Friday, November 22, 2002

By Joanne Jacobs

 

Native Hawaiian students will be taught Hawaiian-style science, technology, engineering and mathematics, thanks to a National Science Foundation grant to the University of Hawaii at Hilo.

 

Advanced classes would include rain forest restoration, volcano studies and "ethnomathematics," which would look at the math of Hawaiian navigation, symmetries in Hawaiian textiles and spatial relationships in fish nets and knots, for example.

 

Color-coding the curriculum is patronizing and stupid, writes Marc Miyake on Amritas. Most native Hawaiians aren't primitives in paradise: They're more into downloading MP3s than casting their nets into the sea. TV beats taro.

 

There’s no harm in using island examples to teach real science and math: That guy rowing against the current -- a staple of my math education -- can be a native paddling her outrigger against the tide. That’s math. But it’s not ethnomath. When the ethno comes in, the rigor goes out.

 

In theory, native Hawaiians’ self-esteem will be boosted by hula-ized curriculum. In practice, hula-izing the curriculum implies that natives can’t learn like other students. As Miyake notes, students of Asian descent learn without abacus training.

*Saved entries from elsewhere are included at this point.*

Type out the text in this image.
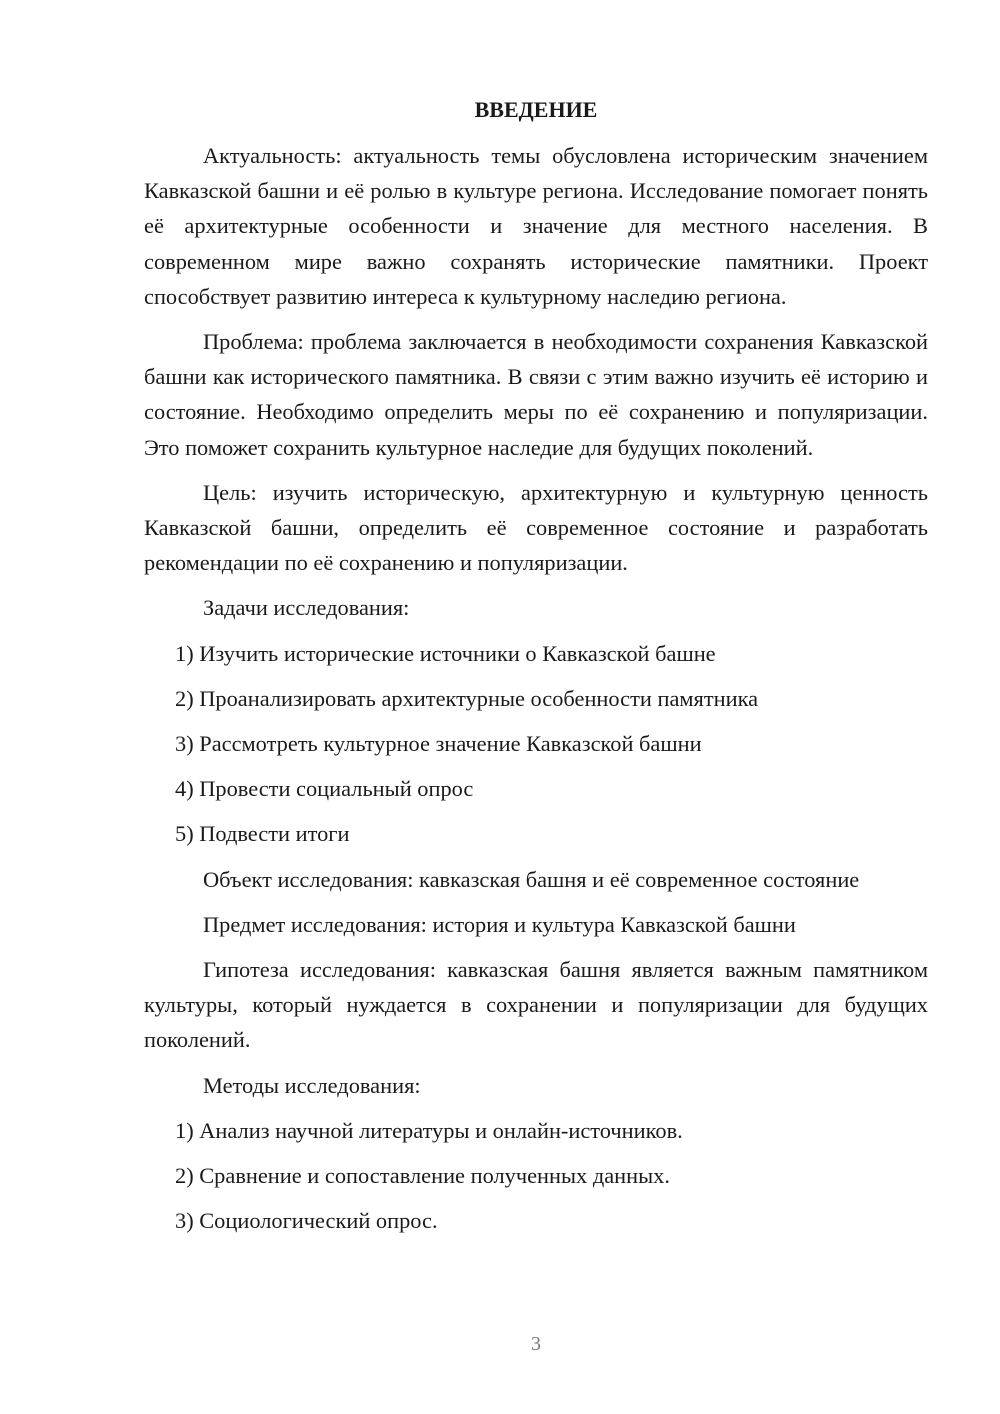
ВВЕДЕНИЕ

Актуальность: актуальность темы обусловлена историческим значением Кавказской башни и её ролью в культуре региона. Исследование помогает понять её архитектурные особенности и значение для местного населения. В современном мире важно сохранять исторические памятники. Проект способствует развитию интереса к культурному наследию региона.

Проблема: проблема заключается в необходимости сохранения Кавказской башни как исторического памятника. В связи с этим важно изучить её историю и состояние. Необходимо определить меры по её сохранению и популяризации. Это поможет сохранить культурное наследие для будущих поколений.

Цель: изучить историческую, архитектурную и культурную ценность Кавказской башни, определить её современное состояние и разработать рекомендации по её сохранению и популяризации.

Задачи исследования:
1) Изучить исторические источники о Кавказской башне
2) Проанализировать архитектурные особенности памятника
3) Рассмотреть культурное значение Кавказской башни
4) Провести социальный опрос
5) Подвести итоги
Объект исследования: кавказская башня и её современное состояние
Предмет исследования: история и культура Кавказской башни

Гипотеза исследования: кавказская башня является важным памятником культуры, который нуждается в сохранении и популяризации для будущих поколений.

Методы исследования:
1) Анализ научной литературы и онлайн-источников.
2) Сравнение и сопоставление полученных данных.
3) Социологический опрос.
3
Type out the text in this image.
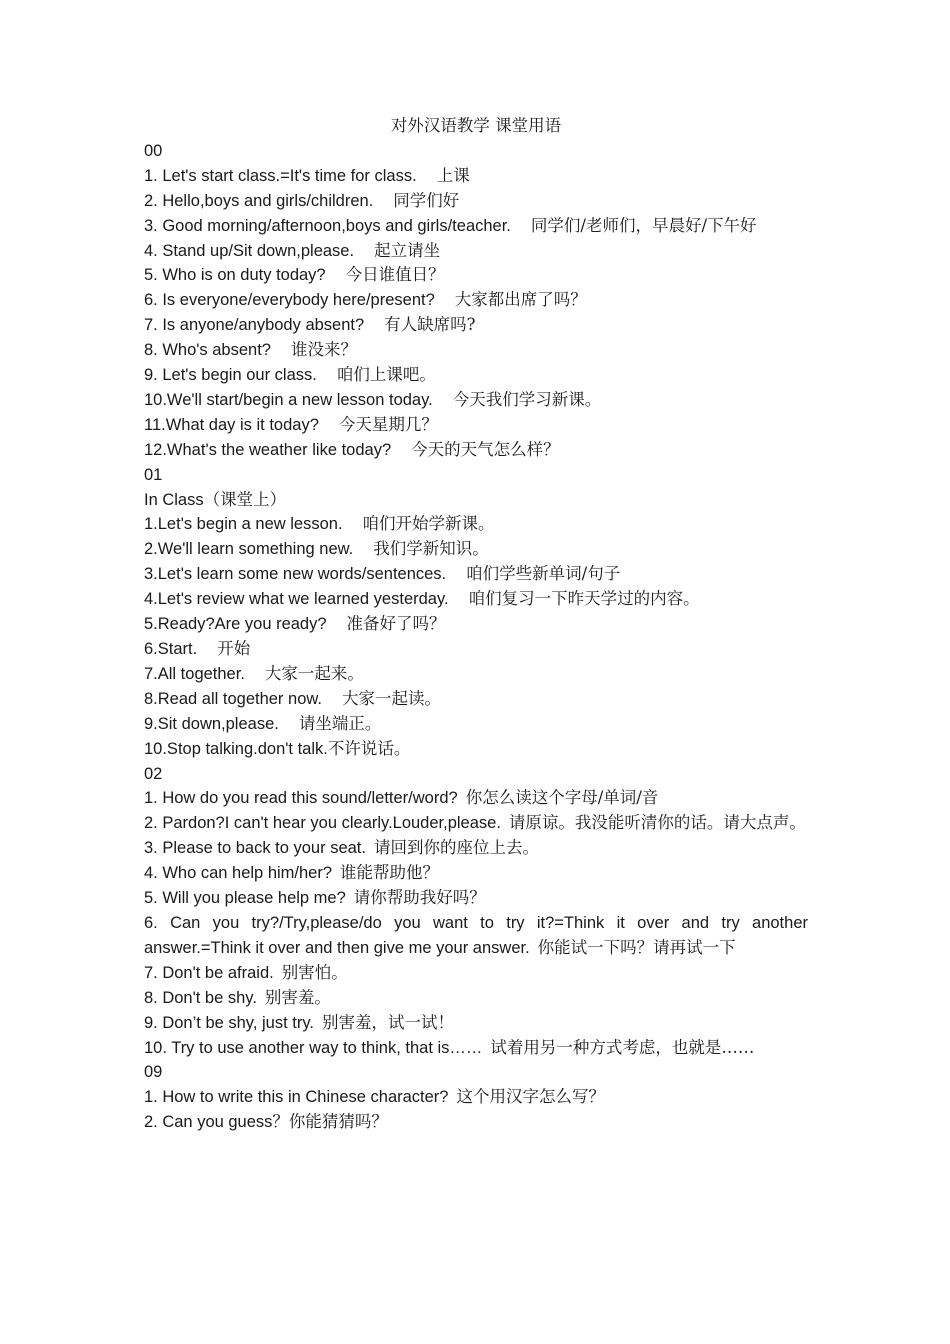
对外汉语教学 课堂用语

00

1. Let's start class.=It's time for class. 上课

2. Hello,boys and girls/children. 同学们好

3. Good morning/afternoon,boys and girls/teacher. 同学们/老师们，早晨好/下午好

4. Stand up/Sit down,please. 起立请坐

5. Who is on duty today? 今日谁值日？

6. Is everyone/everybody here/present? 大家都出席了吗？

7. Is anyone/anybody absent? 有人缺席吗?

8. Who's absent? 谁没来？

9. Let's begin our class. 咱们上课吧。

10.We'll start/begin a new lesson today. 今天我们学习新课。

11.What day is it today? 今天星期几？

12.What's the weather like today? 今天的天气怎么样？

01

In Class（课堂上）

1.Let's begin a new lesson. 咱们开始学新课。

2.We'll learn something new. 我们学新知识。

3.Let's learn some new words/sentences. 咱们学些新单词/句子

4.Let's review what we learned yesterday. 咱们复习一下昨天学过的内容。

5.Ready?Are you ready? 准备好了吗？

6.Start. 开始

7.All together. 大家一起来。

8.Read all together now. 大家一起读。

9.Sit down,please. 请坐端正。

10.Stop talking.don't talk.不许说话。

02

1. How do you read this sound/letter/word? 你怎么读这个字母/单词/音

2. Pardon?I can't hear you clearly.Louder,please. 请原谅。我没能听清你的话。请大点声。

3. Please to back to your seat. 请回到你的座位上去。

4. Who can help him/her? 谁能帮助他？

5. Will you please help me? 请你帮助我好吗？

6. Can you try?/Try,please/do you want to try it?=Think it over and try another answer.=Think it over and then give me your answer. 你能试一下吗？请再试一下

7. Don't be afraid. 别害怕。

8. Don't be shy. 别害羞。

9. Don’t be shy, just try. 别害羞，试一试！

10. Try to use another way to think, that is…… 试着用另一种方式考虑，也就是……

09

1. How to write this in Chinese character? 这个用汉字怎么写？

2. Can you guess？你能猜猜吗？
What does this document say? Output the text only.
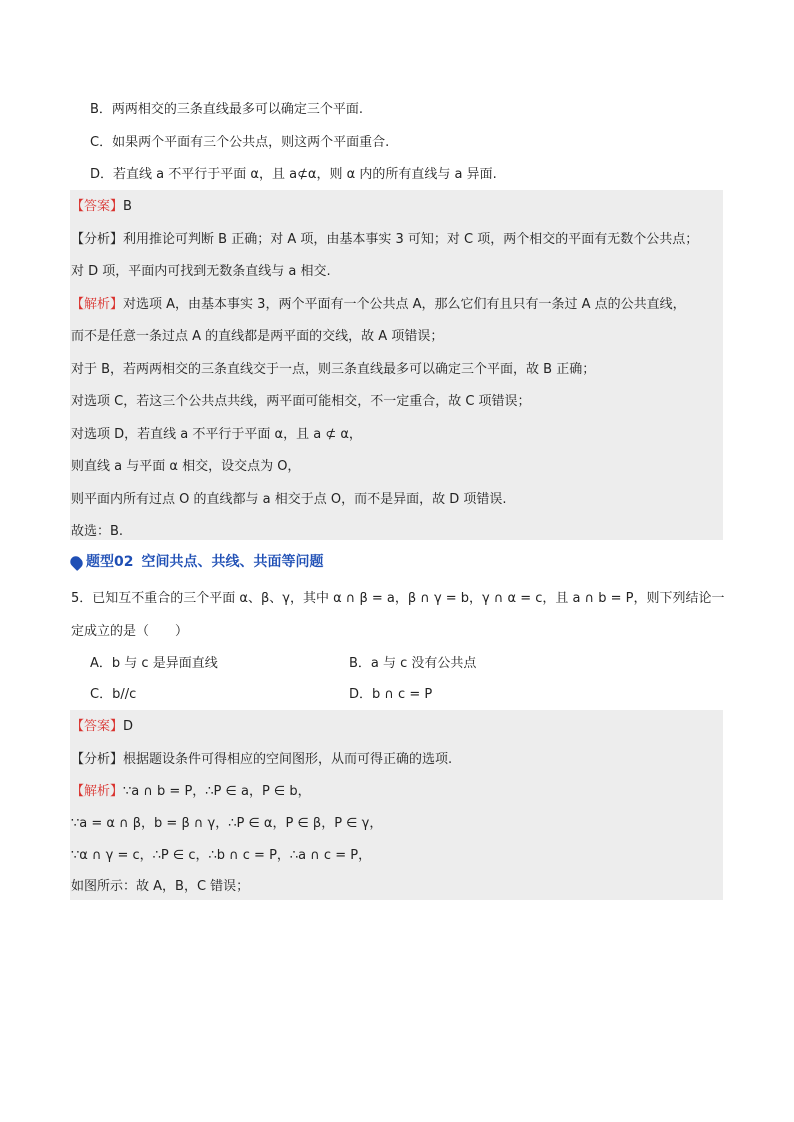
B．两两相交的三条直线最多可以确定三个平面.
C．如果两个平面有三个公共点，则这两个平面重合.
D．若直线 a 不平行于平面 α，且 a⊄α，则 α 内的所有直线与 a 异面.
【答案】B
【分析】利用推论可判断 B 正确；对 A 项，由基本事实 3 可知；对 C 项，两个相交的平面有无数个公共点；
对 D 项，平面内可找到无数条直线与 a 相交.
【解析】对选项 A，由基本事实 3，两个平面有一个公共点 A，那么它们有且只有一条过 A 点的公共直线，
而不是任意一条过点 A 的直线都是两平面的交线，故 A 项错误；
对于 B，若两两相交的三条直线交于一点，则三条直线最多可以确定三个平面，故 B 正确；
对选项 C，若这三个公共点共线，两平面可能相交，不一定重合，故 C 项错误；
对选项 D，若直线 a 不平行于平面 α，且 a ⊄ α，
则直线 a 与平面 α 相交，设交点为 O，
则平面内所有过点 O 的直线都与 a 相交于点 O，而不是异面，故 D 项错误.
故选：B.
题型02 空间共点、共线、共面等问题
5．已知互不重合的三个平面 α、β、γ，其中 α ∩ β = a，β ∩ γ = b，γ ∩ α = c，且 a ∩ b = P，则下列结论一
定成立的是（　　）
A．b 与 c 是异面直线	B．a 与 c 没有公共点
C．b//c	D．b ∩ c = P
【答案】D
【分析】根据题设条件可得相应的空间图形，从而可得正确的选项.
【解析】∵a ∩ b = P，∴P ∈ a，P ∈ b，
∵a = α ∩ β，b = β ∩ γ，∴P ∈ α，P ∈ β，P ∈ γ，
∵α ∩ γ = c，∴P ∈ c，∴b ∩ c = P，∴a ∩ c = P，
如图所示：故 A，B，C 错误；
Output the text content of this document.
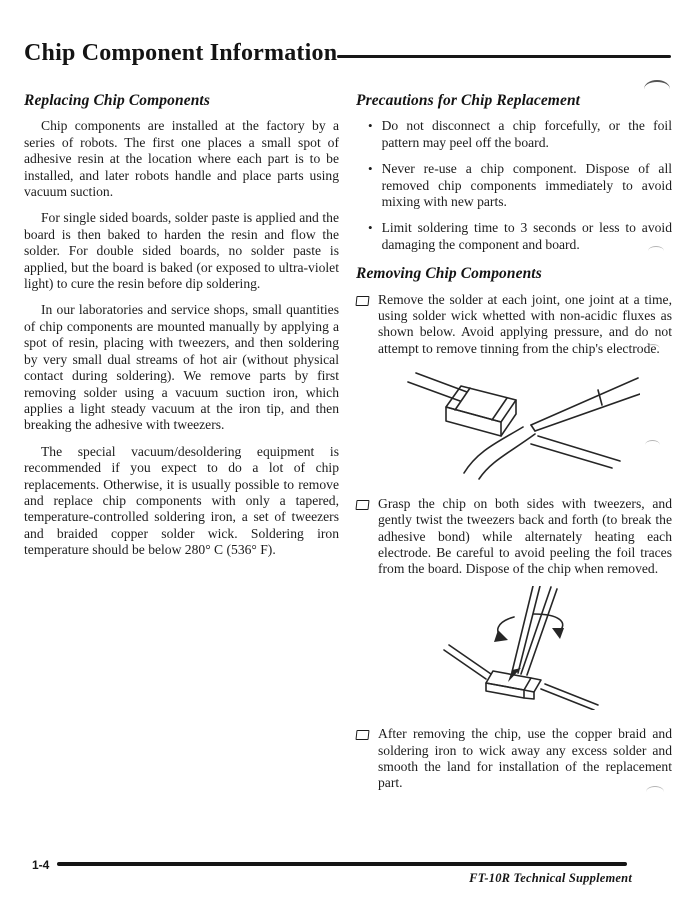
Chip Component Information
Replacing Chip Components

Chip components are installed at the factory by a series of robots. The first one places a small spot of adhesive resin at the location where each part is to be installed, and later robots handle and place parts using vacuum suction.

For single sided boards, solder paste is applied and the board is then baked to harden the resin and flow the solder. For double sided boards, no solder paste is applied, but the board is baked (or exposed to ultra-violet light) to cure the resin before dip soldering.

In our laboratories and service shops, small quantities of chip components are mounted manually by applying a spot of resin, placing with tweezers, and then soldering by very small dual streams of hot air (without physical contact during soldering). We remove parts by first removing solder using a vacuum suction iron, which applies a light steady vacuum at the iron tip, and then breaking the adhesive with tweezers.

The special vacuum/desoldering equipment is recommended if you expect to do a lot of chip replacements. Otherwise, it is usually possible to remove and replace chip components with only a tapered, temperature-controlled soldering iron, a set of tweezers and braided copper solder wick. Soldering iron temperature should be below 280° C (536° F).

Precautions for Chip Replacement
• Do not disconnect a chip forcefully, or the foil pattern may peel off the board.
• Never re-use a chip component. Dispose of all removed chip components immediately to avoid mixing with new parts.
• Limit soldering time to 3 seconds or less to avoid damaging the component and board.
Removing Chip Components

Remove the solder at each joint, one joint at a time, using solder wick whetted with non-acidic fluxes as shown below. Avoid applying pressure, and do not attempt to remove tinning from the chip's electrode.

Grasp the chip on both sides with tweezers, and gently twist the tweezers back and forth (to break the adhesive bond) while alternately heating each electrode. Be careful to avoid peeling the foil traces from the board. Dispose of the chip when removed.

After removing the chip, use the copper braid and soldering iron to wick away any excess solder and smooth the land for installation of the replacement part.

1-4
FT-10R Technical Supplement
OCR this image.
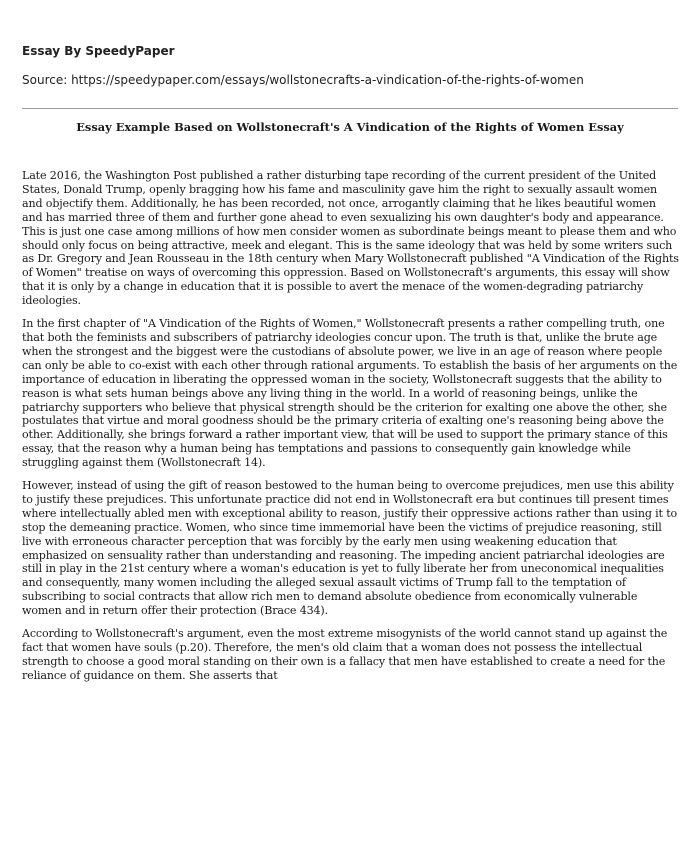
Essay By SpeedyPaper
Source: https://speedypaper.com/essays/wollstonecrafts-a-vindication-of-the-rights-of-women
Essay Example Based on Wollstonecraft's A Vindication of the Rights of Women Essay

Late 2016, the Washington Post published a rather disturbing tape recording of the current president of the United States, Donald Trump, openly bragging how his fame and masculinity gave him the right to sexually assault women and objectify them. Additionally, he has been recorded, not once, arrogantly claiming that he likes beautiful women and has married three of them and further gone ahead to even sexualizing his own daughter's body and appearance. This is just one case among millions of how men consider women as subordinate beings meant to please them and who should only focus on being attractive, meek and elegant. This is the same ideology that was held by some writers such as Dr. Gregory and Jean Rousseau in the 18th century when Mary Wollstonecraft published "A Vindication of the Rights of Women" treatise on ways of overcoming this oppression. Based on Wollstonecraft's arguments, this essay will show that it is only by a change in education that it is possible to avert the menace of the women-degrading patriarchy ideologies.

In the first chapter of "A Vindication of the Rights of Women," Wollstonecraft presents a rather compelling truth, one that both the feminists and subscribers of patriarchy ideologies concur upon. The truth is that, unlike the brute age when the strongest and the biggest were the custodians of absolute power, we live in an age of reason where people can only be able to co-exist with each other through rational arguments. To establish the basis of her arguments on the importance of education in liberating the oppressed woman in the society, Wollstonecraft suggests that the ability to reason is what sets human beings above any living thing in the world. In a world of reasoning beings, unlike the patriarchy supporters who believe that physical strength should be the criterion for exalting one above the other, she postulates that virtue and moral goodness should be the primary criteria of exalting one's reasoning being above the other. Additionally, she brings forward a rather important view, that will be used to support the primary stance of this essay, that the reason why a human being has temptations and passions to consequently gain knowledge while struggling against them (Wollstonecraft 14).

However, instead of using the gift of reason bestowed to the human being to overcome prejudices, men use this ability to justify these prejudices. This unfortunate practice did not end in Wollstonecraft era but continues till present times where intellectually abled men with exceptional ability to reason, justify their oppressive actions rather than using it to stop the demeaning practice. Women, who since time immemorial have been the victims of prejudice reasoning, still live with erroneous character perception that was forcibly by the early men using weakening education that emphasized on sensuality rather than understanding and reasoning. The impeding ancient patriarchal ideologies are still in play in the 21st century where a woman's education is yet to fully liberate her from uneconomical inequalities and consequently, many women including the alleged sexual assault victims of Trump fall to the temptation of subscribing to social contracts that allow rich men to demand absolute obedience from economically vulnerable women and in return offer their protection (Brace 434).

According to Wollstonecraft's argument, even the most extreme misogynists of the world cannot stand up against the fact that women have souls (p.20). Therefore, the men's old claim that a woman does not possess the intellectual strength to choose a good moral standing on their own is a fallacy that men have established to create a need for the reliance of guidance on them. She asserts that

Dutch-Americans don’t need dike and windmill problems, nor do Italian-Americans do math with Roman numerals.

 

Typically, ethno-curriculum defines science as white, and therefore cold, while the warm-hearted natives have... spiritual stuff. It's hard to think of anything more racist. Europeans (and, mysteriously, Asians) get science, math, technology and engineering. Hawaiians get poi.

 

NSF also is funding research on teaching science to Native Americans via culturally sensitive "science stories."

 

There were five or six Native American students in my freshman dorm. Those who'd gone to Bureau of Indian Affairs schools had received fourth-rate educations. An Arizona boy wanted to major in geology or petroleum engineering, but his school hadn't offered lab science or college-prep math. A girl from the Northwest told me girls did "domestic science" (cleaning the boarding school) while boys did "environmental science" (maintaining the grounds). No other science was offered. These students didn't need stories about the rain god or story problems featuring Brave Elk and Spirit Woman. They needed to be taught biology, chemistry and physics, algebra, geometry, trig and calculus.

 

Human beings with gray, wrinkly brains thought up science and math. Humans with gray, wrinkly brains can learn -- if they're taught.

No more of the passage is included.